Bug 695472Versions 9.2.0.8 and 10.2.0.4 are affected, and they are fixed on 10.2.0.4.2, 10.2.0.5, 11.1.0.7, and 11.2.0.1. The solution to bug 695472 is:
1. Use the following workaround
Set fast_start_parallel_rollback = false and recovery_parallelism = 0
OR
2. Apply one-off < >, If available for your platform/version here.
OR
3. Upgrade to fixed release 10.2.0.5, 11.1.0.7 or 11.2.0.1.

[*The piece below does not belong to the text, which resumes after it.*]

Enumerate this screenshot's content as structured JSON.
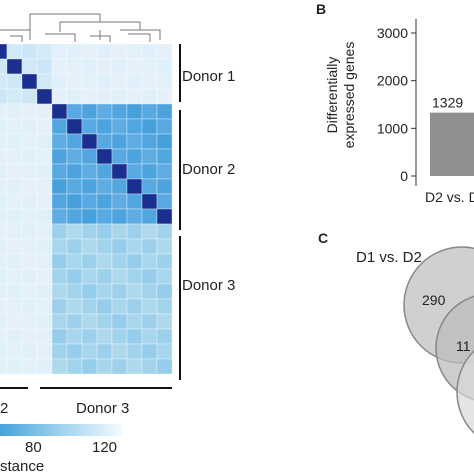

Bug 9233544The three versions 10.2.0.4, 11.1.0.7, and 11.2.0.1 will be affected and fixed on 11.2.0.3 and 12.1. The solution to the bug 9233544 is as follows:
1. Apply patchset 11.2.0.3, in which Bug: 9233544 is fixed.
OR
2. Check if one-off Patch: 9233544 is available for your release and platform here.
We carefully checked the system patch and found that the system has installed patch 6954722, which proves to be affected by bug 9233544. Either upgrade to version 11.2.0.3 or install a separate patch 9233544. The upgrade of 11.2.0.3 is too big. I told the customer to consider installing a small patch.
ORA-00600: internal error code, arguments: [15709], thanks for sharing.